USCBC Board: Statement of Priorities Looks to Expand US-China Commercial Relationship in 2015

WASHINGTON - January 22, 2015 – The US-China Business Council (USCBC) today released a statement of priority actions needed to continue building a strong, mutually beneficial commercial relationship between the United States and China. The relationship has made many positive strides over the past three decades, thanks to the collaborative work of the governments, business communities, and other stakeholders in both countries. Trade and investment are delivering important benefits to both economies and are the foundation of the overall US-China relationship.
 
“This is the fourth priorities statement issued by USCBC’s board of directors,” USCBC Chair and DuPont Chair of the Board and Chief Executive Officer Ellen Kullman said. “The USCBC board is pleased that progress has been made on a number of the previous statements’ recommendations, such as increasing Chinese investment in the United States and reciprocal long-term visas for business travelers. Additional work needs to be done on other issues that require the attention of both governments to fully develop commercial ties and bring greater benefit to each country’s economy, companies, employees, and citizens.“
 
USCBC's board of directors has issued a Statement of Priorities in the US-China Commercial Relationship  for the last four years.
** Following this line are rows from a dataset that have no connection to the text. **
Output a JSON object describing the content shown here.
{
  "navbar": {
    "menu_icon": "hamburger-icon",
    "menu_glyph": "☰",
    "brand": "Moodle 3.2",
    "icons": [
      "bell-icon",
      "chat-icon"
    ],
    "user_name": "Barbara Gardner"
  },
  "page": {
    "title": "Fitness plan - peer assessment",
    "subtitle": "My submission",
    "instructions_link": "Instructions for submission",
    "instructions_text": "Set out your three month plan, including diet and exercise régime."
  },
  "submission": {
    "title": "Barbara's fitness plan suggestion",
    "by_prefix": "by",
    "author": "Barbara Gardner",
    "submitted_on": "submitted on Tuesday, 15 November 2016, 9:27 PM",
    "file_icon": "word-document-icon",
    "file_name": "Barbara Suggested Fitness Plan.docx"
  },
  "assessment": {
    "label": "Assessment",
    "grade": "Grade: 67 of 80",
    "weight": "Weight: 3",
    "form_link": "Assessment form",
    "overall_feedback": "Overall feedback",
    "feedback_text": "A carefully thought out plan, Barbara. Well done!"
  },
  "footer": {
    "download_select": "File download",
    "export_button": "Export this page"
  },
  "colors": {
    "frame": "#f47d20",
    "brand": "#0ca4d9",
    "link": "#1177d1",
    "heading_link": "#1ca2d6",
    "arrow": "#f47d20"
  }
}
The goal of the document is to focus the efforts of both governments on the top priorities for American companies that conduct business with China. Last year's statement received high-level attention from senior leaders in both the US and Chinese governments, which acted on many of USCBC priorities. 
 
“The USCBC board’s unique voice includes senior business leaders from some of America’s best companies,” USCBC President John Frisbie said. "The board is well-versed in both the tremendous opportunities and the persistent challenges in the US-China commercial relationship.”
 
“Progress in the US-China commercial relationship continues to be incremental,” said Frisbie. “American companies welcome China’s ambitious reform direction, but have yet to see tangible impact on many areas of concern. We encourage both governments to develop a broader, long-term strategic vision of the bilateral economic and commercial relationship. Both governments should pursue an economic liberalization framework by finalizing a high-standard US-China Bilateral Investment Treaty (BIT) that would comprehensively address opportunities and challenges in the relationship, rather than approach them incrementally.”
 
The 2015 statement contains 20 specific recommendations that fall under four general categories:
 
1. Further solidify the foundation for mutually beneficial commercial relations
2. Reduce trade barriers and enforce globally accepted trade rules
3. Ensure competitive neutrality and improve transparency
4. Strengthen intellectual property rights (IPR) protection and adhere to mutually beneficial innovation policies
 
“The US-China Business Council estimates that China is at least a $350 billion market for American companies and American workers – but it should be more. Reducing trade and investment barriers and taking concrete actions to develop a level playing field for all companies in China would allow the commercial relationship to reach its full potential and bring greater benefits to each country’s economy,” Frisbie concluded.
 
For the complete 2015 USCBC Board Statement of Priorities in English and Chinese, visit: https://www.uschina.org/advocacy/priorities-january-2015.
 

The US-China Business Council (USCBC) is a private, nonpartisan, nonprofit organization of roughly 220 American companies that do business with China. For over four decades, USCBC has provided unmatched information, advisory, advocacy, and program services to its membership. Through its offices in Washington, DC; Beijing; and Shanghai, USCBC is uniquely positioned to serve its members' interests in the United States and China.